The "remembers what breaks" line is the whole reason I clicked. The APIs I integrate never fail cleanly. They pass in dev, pass in review, then throw a 500 once a week in production for reasons I can never reproduce on demand. Does FetchSandbox help with that kind of intermittent break, or is it aimed more at catching hard contract changes when a provider ships a new version? And does it cover webhook and callback flows, or just the requests I make outbound? Those inbound calls are where I get burned most and they're the hardest to test.
FetchSandbox
@chielephant this is basically what i built it for so i'll answer straight.
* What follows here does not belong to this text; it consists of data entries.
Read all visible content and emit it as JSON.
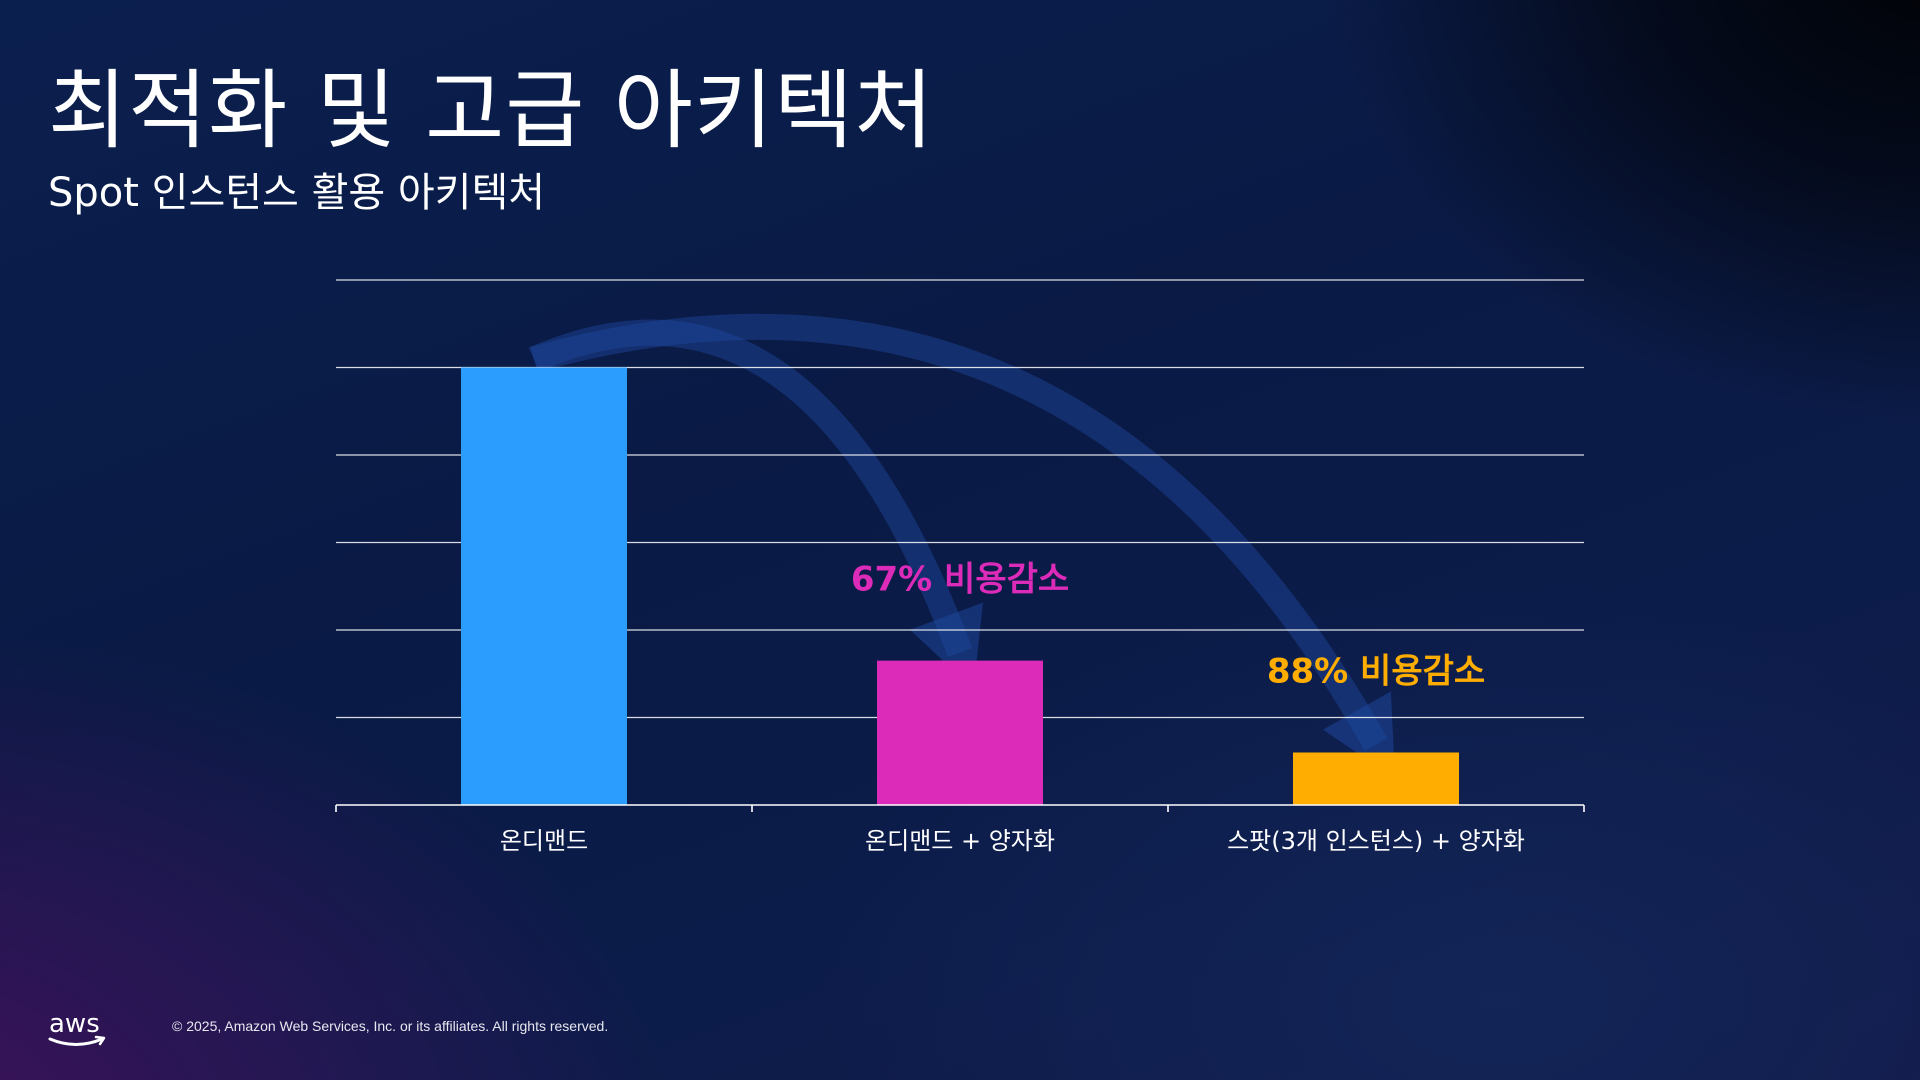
{
  "slide": {
    "title": "최적화 및 고급 아키텍처",
    "subtitle": "Spot 인스턴스 활용 아키텍처",
    "copyright": "© 2025, Amazon Web Services, Inc. or its affiliates. All rights reserved.",
    "logo_text": "aws"
  },
  "chart_data": {
    "type": "bar",
    "categories": [
      "온디맨드",
      "온디맨드 + 양자화",
      "스팟(3개 인스턴스) + 양자화"
    ],
    "values": [
      100,
      33,
      12
    ],
    "colors": [
      "#2a9dff",
      "#dc2bb8",
      "#ffad00"
    ],
    "ylim": [
      0,
      120
    ],
    "grid": true,
    "gridline_count": 6,
    "show_y_tick_labels": false,
    "annotations": [
      {
        "text": "67% 비용감소",
        "bar_index": 1,
        "color": "#dc2bb8"
      },
      {
        "text": "88% 비용감소",
        "bar_index": 2,
        "color": "#ffad00"
      }
    ],
    "arrows": [
      {
        "from_bar": 0,
        "to_bar": 1
      },
      {
        "from_bar": 0,
        "to_bar": 2
      }
    ]
  }
}
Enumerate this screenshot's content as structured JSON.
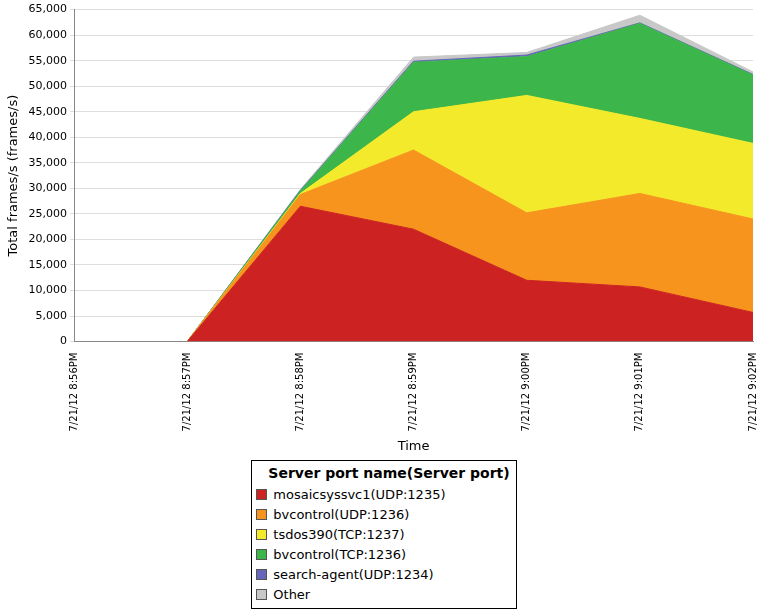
{
  "chart_data": {
    "type": "area",
    "stacked": true,
    "grid": true,
    "legend": "bottom",
    "x_label": "Time",
    "y_label": "Total frames/s (frames/s)",
    "legend_title": "Server port name(Server port)",
    "categories": [
      "7/21/12 8:56PM",
      "7/21/12 8:57PM",
      "7/21/12 8:58PM",
      "7/21/12 8:59PM",
      "7/21/12 9:00PM",
      "7/21/12 9:01PM",
      "7/21/12 9:02PM"
    ],
    "ylim": [
      0,
      65000
    ],
    "yticks": [
      0,
      {
        "value": 5000,
        "label": "5,000"
      },
      {
        "value": 10000,
        "label": "10,000"
      },
      {
        "value": 15000,
        "label": "15,000"
      },
      {
        "value": 20000,
        "label": "20,000"
      },
      {
        "value": 25000,
        "label": "25,000"
      },
      {
        "value": 30000,
        "label": "30,000"
      },
      {
        "value": 35000,
        "label": "35,000"
      },
      {
        "value": 40000,
        "label": "40,000"
      },
      {
        "value": 45000,
        "label": "45,000"
      },
      {
        "value": 50000,
        "label": "50,000"
      },
      {
        "value": 55000,
        "label": "55,000"
      },
      {
        "value": 60000,
        "label": "60,000"
      },
      {
        "value": 65000,
        "label": "65,000"
      }
    ],
    "series": [
      {
        "name": "mosaicsyssvc1(UDP:1235)",
        "color": "#cc2222",
        "values": [
          null,
          0,
          26500,
          22000,
          12000,
          10700,
          5700
        ]
      },
      {
        "name": "bvcontrol(UDP:1236)",
        "color": "#f7941d",
        "values": [
          null,
          0,
          2300,
          15500,
          13200,
          18300,
          18300
        ]
      },
      {
        "name": "tsdos390(TCP:1237)",
        "color": "#f2ea2a",
        "values": [
          null,
          0,
          200,
          7500,
          23000,
          14700,
          14800
        ]
      },
      {
        "name": "bvcontrol(TCP:1236)",
        "color": "#3cb54a",
        "values": [
          null,
          0,
          500,
          9700,
          7600,
          18600,
          13400
        ]
      },
      {
        "name": "search-agent(UDP:1234)",
        "color": "#6666bb",
        "values": [
          null,
          0,
          100,
          200,
          300,
          100,
          100
        ]
      },
      {
        "name": "Other",
        "color": "#c8c8c8",
        "values": [
          null,
          0,
          200,
          800,
          500,
          1500,
          500
        ]
      }
    ]
  }
}
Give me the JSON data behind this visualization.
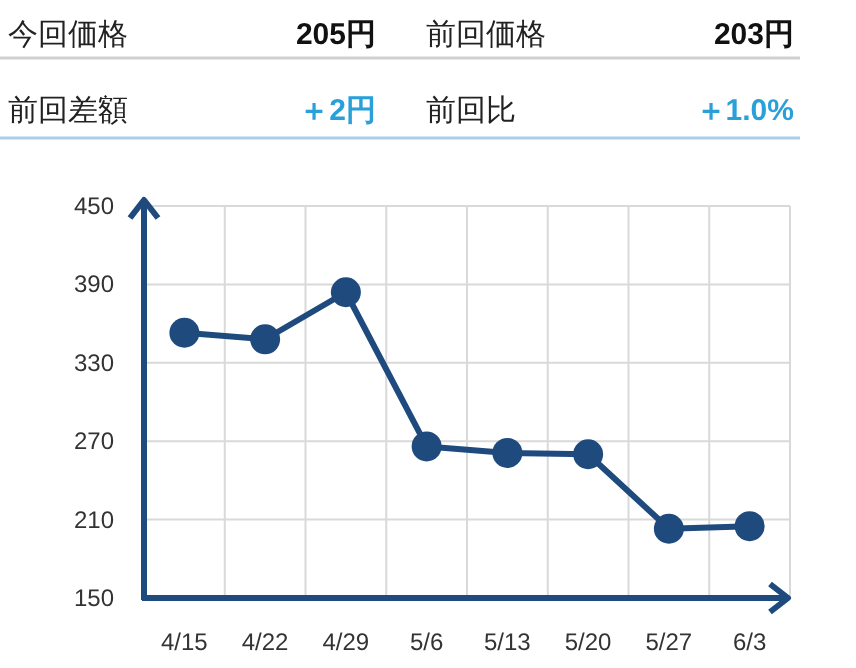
{
  "chart_data": [
    {
      "type": "other",
      "annotations": [
        "今回価格",
        "205円",
        "前回価格",
        "203円",
        "前回差額",
        "＋2円",
        "前回比",
        "＋1.0%"
      ]
    },
    {
      "type": "line",
      "categories": [
        "4/15",
        "4/22",
        "4/29",
        "5/6",
        "5/13",
        "5/20",
        "5/27",
        "6/3"
      ],
      "series": [
        {
          "color": "#1f4a7e",
          "values": [
            353,
            348,
            384,
            266,
            261,
            260,
            203,
            205
          ]
        }
      ],
      "ylim": [
        150,
        450
      ],
      "yticks": [
        150,
        210,
        270,
        330,
        390,
        450
      ],
      "grid": true,
      "marker": "circle",
      "line_style": "solid"
    }
  ]
}
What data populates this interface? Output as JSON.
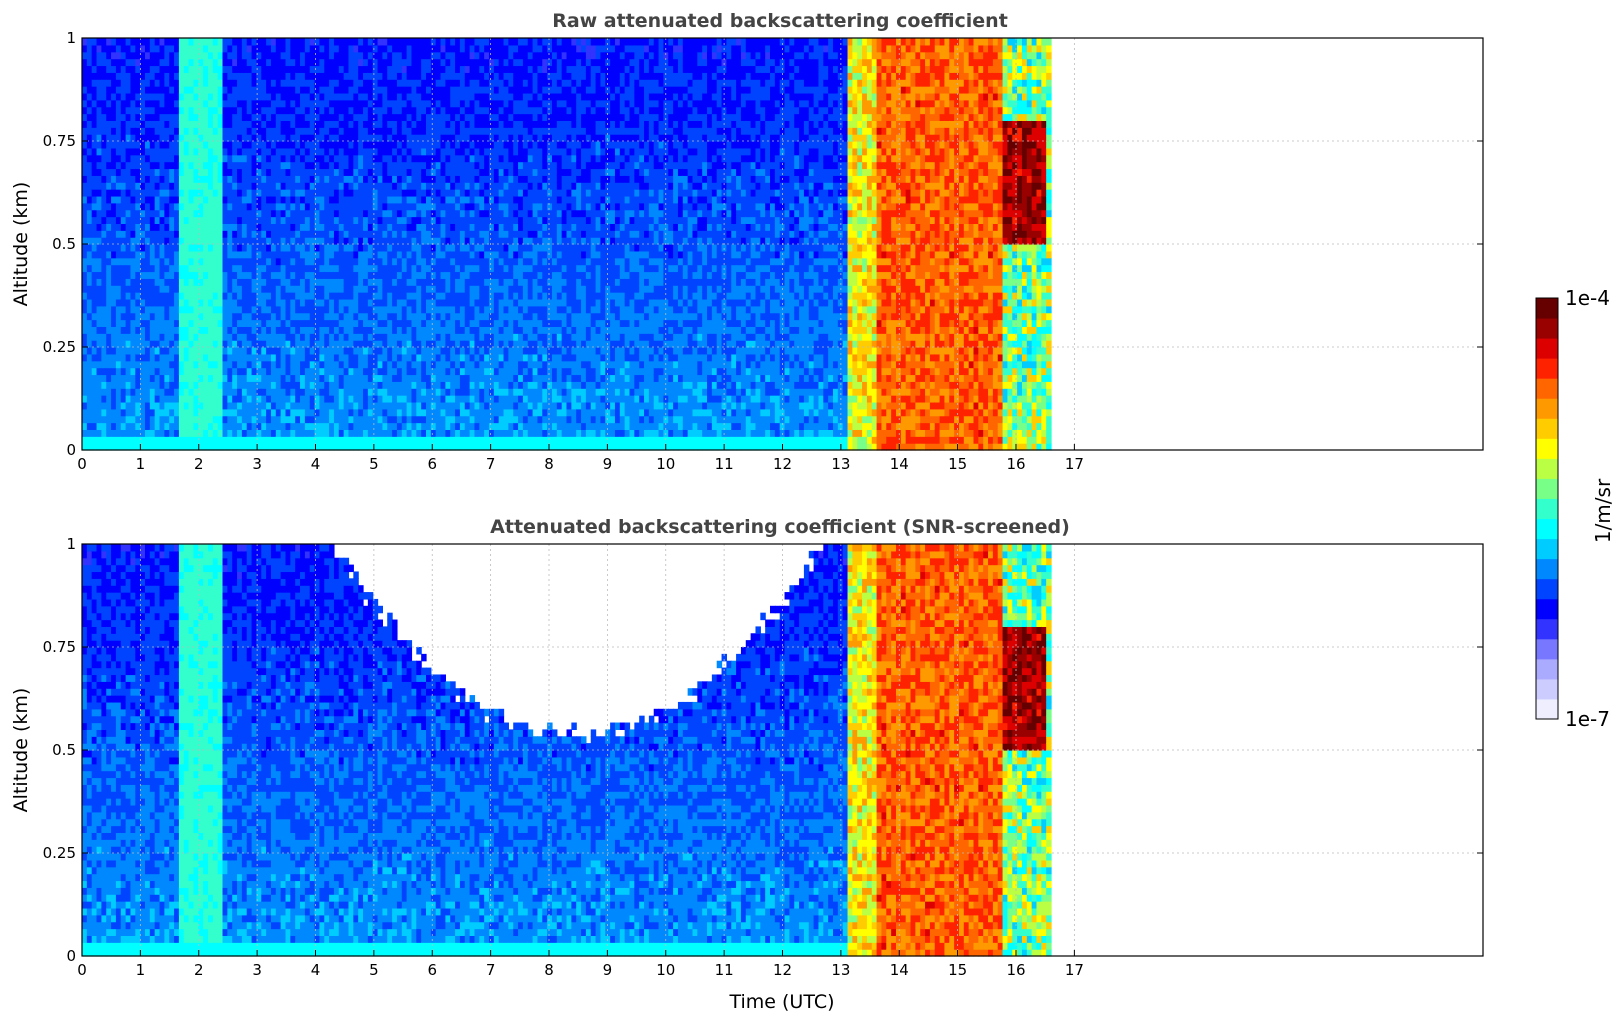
{
  "chart_data": [
    {
      "type": "heatmap",
      "title": "Raw attenuated backscattering coefficient",
      "xlabel": "",
      "ylabel": "Altitude (km)",
      "xlim": [
        0,
        24
      ],
      "ylim": [
        0,
        1
      ],
      "xticks": [
        "0",
        "1",
        "2",
        "3",
        "4",
        "5",
        "6",
        "7",
        "8",
        "9",
        "10",
        "11",
        "12",
        "13",
        "14",
        "15",
        "16",
        "17"
      ],
      "yticks": [
        "0",
        "0.25",
        "0.5",
        "0.75",
        "1"
      ],
      "grid": true,
      "colormap": "jet",
      "value_scale": "log",
      "screened": false,
      "data_end_hour": 16.6,
      "features": {
        "aerosol_layer_hours": [
          0,
          13.1
        ],
        "elevated_band_hours": [
          1.7,
          2.4
        ],
        "cloud_hours": [
          13.1,
          15.8
        ],
        "dissipating_cloud_hours": [
          15.8,
          16.6
        ],
        "cloud_top_hours": [
          15.8,
          16.6
        ],
        "cloud_top_altitude_km": [
          0.5,
          0.75
        ],
        "cloud_top_value": "1e-4"
      }
    },
    {
      "type": "heatmap",
      "title": "Attenuated backscattering coefficient (SNR-screened)",
      "xlabel": "Time (UTC)",
      "ylabel": "Altitude (km)",
      "xlim": [
        0,
        24
      ],
      "ylim": [
        0,
        1
      ],
      "xticks": [
        "0",
        "1",
        "2",
        "3",
        "4",
        "5",
        "6",
        "7",
        "8",
        "9",
        "10",
        "11",
        "12",
        "13",
        "14",
        "15",
        "16",
        "17"
      ],
      "yticks": [
        "0",
        "0.25",
        "0.5",
        "0.75",
        "1"
      ],
      "grid": true,
      "colormap": "jet",
      "value_scale": "log",
      "screened": true,
      "data_end_hour": 16.6,
      "screened_region": {
        "hours": [
          4.2,
          12.7
        ],
        "min_altitude_km_at_9h": 0.53
      }
    }
  ],
  "colorbar": {
    "label": "1/m/sr",
    "min_label": "1e-7",
    "max_label": "1e-4",
    "colors": [
      "#eeeeff",
      "#ccccff",
      "#aaaaff",
      "#7777ff",
      "#3333ff",
      "#0000ff",
      "#0044ff",
      "#0088ff",
      "#00ccff",
      "#00ffff",
      "#33ffcc",
      "#77ff88",
      "#bbff44",
      "#ffff00",
      "#ffcc00",
      "#ff9900",
      "#ff6600",
      "#ff2200",
      "#dd0000",
      "#990000",
      "#660000"
    ]
  }
}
the intermittent break is the core use case. those are impossible to reproduce because they're timing and state dependent, a retry hitting stale state, a duplicate event, a slow response tripping a race. in the sandbox you turn those conditions on deterministically, so the once-a-week 500 becomes something you can trigger and watch fail on demand instead of waiting for prod to show you. that's the "remembers what breaks" part, it's a curated set of failure modes per API.
webhooks and callbacks, yes, fully covered, that's honestly where most of the value is. duplicate deliveries, retries, out of order, dropped events, you replay them and see if your handler double-processes or corrupts state.
the provider-version-drift one is the honest gap. we catch a shape mismatch within a run if our model of the API is current, but auto-detecting that the live provider moved on its own is still on the roadmap.